Oleh: HS. Makin Rahmat
Ada pertanyaan menggelitik di hati saya, yaitu kecondongan manusia untuk berbuat kesewenang-wenangan. Merasa dirinya benar, yang lain salah. Padahal rambu peringatan untuk mematuhi perintah Allah , menjauhi laranganNya merupakan tuntutan normatif dan jelas.
Kalau pun kita belum mampu menjadi penerus perjuangan para hambaNya yang sholeh, mudah-mudahan tidak terjerembak dalam peran antagonis yang jelas-jelas sudah dijabarkan dengan gamblang oleh Allah SWT.
Bagaimana jika jatuh disusupi ayat: Abu Lahab? Firman Allah yang menjabarkan kesombongan, kepongahan, kecongkakan, dan kebodohan hambaNya terungkap jelas. Kalimat pengingat yang santun, “teliti dirimu sendiri, maka engkau tahu posisi dirimu lagi di ayat mana. Bila seeorang lagi di ayat summun bukmun umyun fahum laa yarjiun, itu berarti hatinya sudah buntu… buta, tuli, bisu, hatinya membatu dan keras. Wallahu a’lam bish-showab.
Subyektif saya, hal paling rentan kemasukan bisikan “Iblis” itu malah ahli tauhid sendiri, karena iblis itu memang paling makrifatullah. Ciri-ciri ahli tauhid yang kemasukan iblis adalah “ana khairun minhum” (saya lebih baik darinya), yaitu kesukaannya merasa benar sendiri dengan melecehkan atau mencela dan menghina orang lain.

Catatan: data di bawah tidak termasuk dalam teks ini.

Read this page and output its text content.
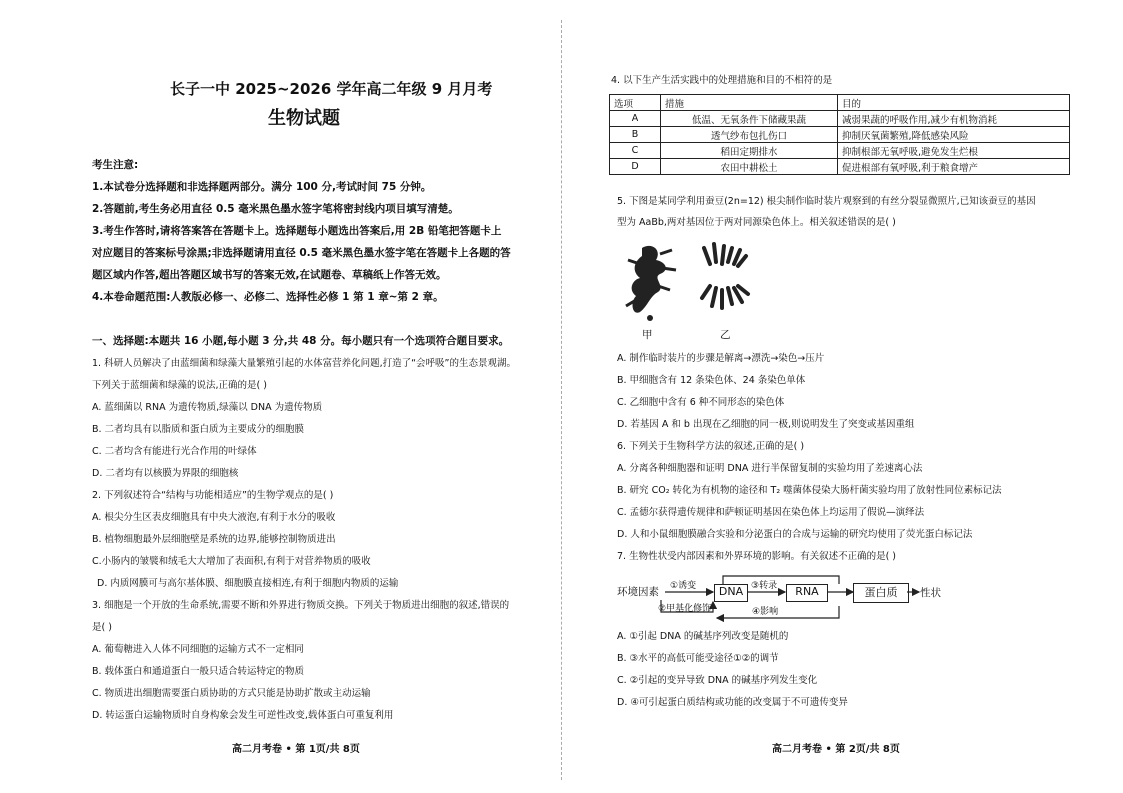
长子一中 2025~2026 学年高二年级 9 月月考
生物试题
考生注意:
1.本试卷分选择题和非选择题两部分。满分 100 分,考试时间 75 分钟。
2.答题前,考生务必用直径 0.5 毫米黑色墨水签字笔将密封线内项目填写清楚。
3.考生作答时,请将答案答在答题卡上。选择题每小题选出答案后,用 2B 铅笔把答题卡上
对应题目的答案标号涂黑;非选择题请用直径 0.5 毫米黑色墨水签字笔在答题卡上各题的答
题区域内作答,超出答题区域书写的答案无效,在试题卷、草稿纸上作答无效。
4.本卷命题范围:人教版必修一、必修二、选择性必修 1 第 1 章~第 2 章。
一、选择题:本题共 16 小题,每小题 3 分,共 48 分。每小题只有一个选项符合题目要求。
1. 科研人员解决了由蓝细菌和绿藻大量繁殖引起的水体富营养化问题,打造了“会呼吸”的生态景观湖。
下列关于蓝细菌和绿藻的说法,正确的是( )
A. 蓝细菌以 RNA 为遗传物质,绿藻以 DNA 为遗传物质
B. 二者均具有以脂质和蛋白质为主要成分的细胞膜
C. 二者均含有能进行光合作用的叶绿体
D. 二者均有以核膜为界限的细胞核
2. 下列叙述符合“结构与功能相适应”的生物学观点的是( )
A. 根尖分生区表皮细胞具有中央大液泡,有利于水分的吸收
B. 植物细胞最外层细胞壁是系统的边界,能够控制物质进出
C.小肠内的皱襞和绒毛大大增加了表面积,有利于对营养物质的吸收
D. 内质网膜可与高尔基体膜、细胞膜直接相连,有利于细胞内物质的运输
3. 细胞是一个开放的生命系统,需要不断和外界进行物质交换。下列关于物质进出细胞的叙述,错误的
是( )
A. 葡萄糖进入人体不同细胞的运输方式不一定相同
B. 载体蛋白和通道蛋白一般只适合转运特定的物质
C. 物质进出细胞需要蛋白质协助的方式只能是协助扩散或主动运输
D. 转运蛋白运输物质时自身构象会发生可逆性改变,载体蛋白可重复利用
高二月考卷 • 第 1页/共 8页
4. 以下生产生活实践中的处理措施和目的不相符的是
选项	措施	目的
A	低温、无氧条件下储藏果蔬	减弱果蔬的呼吸作用,减少有机物消耗
B	透气纱布包扎伤口	抑制厌氧菌繁殖,降低感染风险
C	稻田定期排水	抑制根部无氧呼吸,避免发生烂根
D	农田中耕松土	促进根部有氧呼吸,利于粮食增产
5. 下图是某同学利用蚕豆(2n=12) 根尖制作临时装片观察到的有丝分裂显微照片,已知该蚕豆的基因
型为 AaBb,两对基因位于两对同源染色体上。相关叙述错误的是( )
甲	乙
A. 制作临时装片的步骤是解离→漂洗→染色→压片
B. 甲细胞含有 12 条染色体、24 条染色单体
C. 乙细胞中含有 6 种不同形态的染色体
D. 若基因 A 和 b 出现在乙细胞的同一极,则说明发生了突变或基因重组
6. 下列关于生物科学方法的叙述,正确的是( )
A. 分离各种细胞器和证明 DNA 进行半保留复制的实验均用了差速离心法
B. 研究 CO₂ 转化为有机物的途径和 T₂ 噬菌体侵染大肠杆菌实验均用了放射性同位素标记法
C. 孟德尔获得遗传规律和萨顿证明基因在染色体上均运用了假说—演绎法
D. 人和小鼠细胞膜融合实验和分泌蛋白的合成与运输的研究均使用了荧光蛋白标记法
7. 生物性状受内部因素和外界环境的影响。有关叙述不正确的是( )
环境因素	DNA	RNA	蛋白质	性状
①诱变
②甲基化修饰
③转录
④影响
A. ①引起 DNA 的碱基序列改变是随机的
B. ③水平的高低可能受途径①②的调节
C. ②引起的变异导致 DNA 的碱基序列发生变化
D. ④可引起蛋白质结构或功能的改变属于不可遗传变异
高二月考卷 • 第 2页/共 8页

Menganggap ajarannya yang paling benar sendiri, kayak paling suci sendiri. Iblis menolak untuk hormat kepada Adam, karena merasa lebih baik.
Berawal dari iqro’ kitabaka atau muhasabah diri itulah diharapkan manusia menemukan cela-cela dirinya sendiri, lalu dari situlah timbul usaha untuk memperbaiki diri. Membaca dan mengkoreksi orang lain adalah sebuah kesalahan fatal sebab akan menimbulkan prasangka.
Padahal kalau prasangka itu benar tidak aka nada hadiah, sebaliknya jika salah menjadi su’udzon dan berdosa.
Celakanya dari semua itu, sebagai asbab, adalah sangat mengerikan tatkala hati kita selalu “terpancing” dengan berbagai “permainan” di dunia ini, terpancing untuk mengamati, meneliti dan “membaca” orang lain. Lambat laun kita digiring agar lupa mengamati diri sendiri.
Akan gagal melakukan “iqro’ kitabaka”, gagal membaca diri sendiri. Kita digiring serong dari tujuan utama hidup ini. Perlahan lupa pelajaran demi pelajaran, sampai akhirnya kita ingat kembali tatkala kita sudah tersesat jalan terlampau jauh.